Take a half cup or so of the enchilada sauce and spread it around the bottom of your baking pan. This will help your enchiladas from sticking to the pan after baking.
Wrap your tortillas in a kitchen towel and heat them in the microwave for 30-45 seconds. I do them in batches of five so they are not all heated at once. This way you can heat five, assemble five, then heat five more and so on. You want them warm so they are pliable and you can easily wrap your ingredients in them without breaking the tortilla. Some people might fry them in oil to achieve this but it just adds too many unneeded calories. Once you have your first five tortillas heated, take one and dip it into the sauce to coat. Then, add your filling to the center of the tortilla and roll it up.

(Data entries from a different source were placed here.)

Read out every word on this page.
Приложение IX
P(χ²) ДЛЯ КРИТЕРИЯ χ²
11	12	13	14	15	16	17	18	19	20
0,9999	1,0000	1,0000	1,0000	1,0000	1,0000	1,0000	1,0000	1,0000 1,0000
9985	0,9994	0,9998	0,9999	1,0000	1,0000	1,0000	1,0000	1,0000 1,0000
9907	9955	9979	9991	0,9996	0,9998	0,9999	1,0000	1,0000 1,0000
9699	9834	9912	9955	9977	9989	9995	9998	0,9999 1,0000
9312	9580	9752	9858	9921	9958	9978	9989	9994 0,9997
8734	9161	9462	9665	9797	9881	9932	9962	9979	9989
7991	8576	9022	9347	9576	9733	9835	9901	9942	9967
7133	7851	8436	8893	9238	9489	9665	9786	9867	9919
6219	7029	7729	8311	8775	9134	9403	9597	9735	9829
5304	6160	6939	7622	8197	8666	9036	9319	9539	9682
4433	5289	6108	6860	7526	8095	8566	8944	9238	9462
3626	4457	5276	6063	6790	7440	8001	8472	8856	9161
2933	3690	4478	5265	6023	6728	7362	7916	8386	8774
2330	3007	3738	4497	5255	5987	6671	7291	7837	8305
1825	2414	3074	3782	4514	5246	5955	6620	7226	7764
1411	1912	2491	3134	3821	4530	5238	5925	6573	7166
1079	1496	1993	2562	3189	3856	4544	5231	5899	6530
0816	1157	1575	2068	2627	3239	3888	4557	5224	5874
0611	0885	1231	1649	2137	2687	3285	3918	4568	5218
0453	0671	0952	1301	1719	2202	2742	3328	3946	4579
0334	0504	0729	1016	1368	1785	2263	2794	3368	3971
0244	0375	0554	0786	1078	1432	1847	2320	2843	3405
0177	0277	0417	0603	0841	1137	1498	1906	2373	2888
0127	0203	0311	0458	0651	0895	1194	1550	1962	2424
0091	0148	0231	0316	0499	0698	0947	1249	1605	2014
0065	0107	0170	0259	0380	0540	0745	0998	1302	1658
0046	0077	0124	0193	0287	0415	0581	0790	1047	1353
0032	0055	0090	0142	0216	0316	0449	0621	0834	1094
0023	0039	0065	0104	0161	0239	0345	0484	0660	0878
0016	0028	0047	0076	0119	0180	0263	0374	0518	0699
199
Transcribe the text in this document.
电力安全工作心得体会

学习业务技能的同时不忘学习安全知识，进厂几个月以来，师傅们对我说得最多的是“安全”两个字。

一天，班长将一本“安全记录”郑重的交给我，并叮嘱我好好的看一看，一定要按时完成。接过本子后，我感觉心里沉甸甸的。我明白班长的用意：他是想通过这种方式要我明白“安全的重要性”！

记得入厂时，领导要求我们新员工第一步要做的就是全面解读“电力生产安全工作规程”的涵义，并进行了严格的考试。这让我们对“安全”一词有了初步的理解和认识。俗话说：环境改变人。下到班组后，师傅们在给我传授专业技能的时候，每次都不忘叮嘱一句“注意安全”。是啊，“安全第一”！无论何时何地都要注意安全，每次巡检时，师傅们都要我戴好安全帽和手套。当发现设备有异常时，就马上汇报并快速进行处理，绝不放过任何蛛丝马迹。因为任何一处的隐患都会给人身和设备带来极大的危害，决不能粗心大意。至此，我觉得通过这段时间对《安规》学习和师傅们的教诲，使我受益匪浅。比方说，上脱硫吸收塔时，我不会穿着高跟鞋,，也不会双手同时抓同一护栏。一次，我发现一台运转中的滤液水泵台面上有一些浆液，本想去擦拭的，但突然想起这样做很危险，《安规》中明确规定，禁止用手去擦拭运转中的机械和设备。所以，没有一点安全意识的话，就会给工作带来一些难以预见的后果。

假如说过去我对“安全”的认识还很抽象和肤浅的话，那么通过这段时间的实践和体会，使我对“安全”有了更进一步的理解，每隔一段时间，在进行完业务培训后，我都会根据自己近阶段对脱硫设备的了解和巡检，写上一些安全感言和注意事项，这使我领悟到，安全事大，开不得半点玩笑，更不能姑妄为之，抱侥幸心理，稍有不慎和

Place it into the pan and repeat this process until all the enchiladas are assembled.
Once all are assembled, spread some more of the sauce onto the top of the enchiladas to cover them a bit. Don't feel obligated to use all of the sauce. This recipe may make a bit more sauce than you actually may need or prefer. Then take the remaining cheese and sprinkle it evenly over the top of the enchiladas. Cover the pans with aluminum foil and bake at 350 for about 20 minutes.
Traditionally, enchiladas are topped with shredded lettuce. I usually put the lettuce on the plate under the enchiladas and serve them immediately before the lettuce wilts. I personally prefer Romaine or iceberg lettuce. It gives a little crunch with each bite and the contrast of the warm enchiladas to the cool lettuce is quite nice.
You can also top them with avocado, sour cream, Mexican crema, fresh diced tomatoes, etc. Me? I just like the enchiladas over the lettuce only. I don't like to smother them with too much other stuff. This way, I get the full flavor of the dish.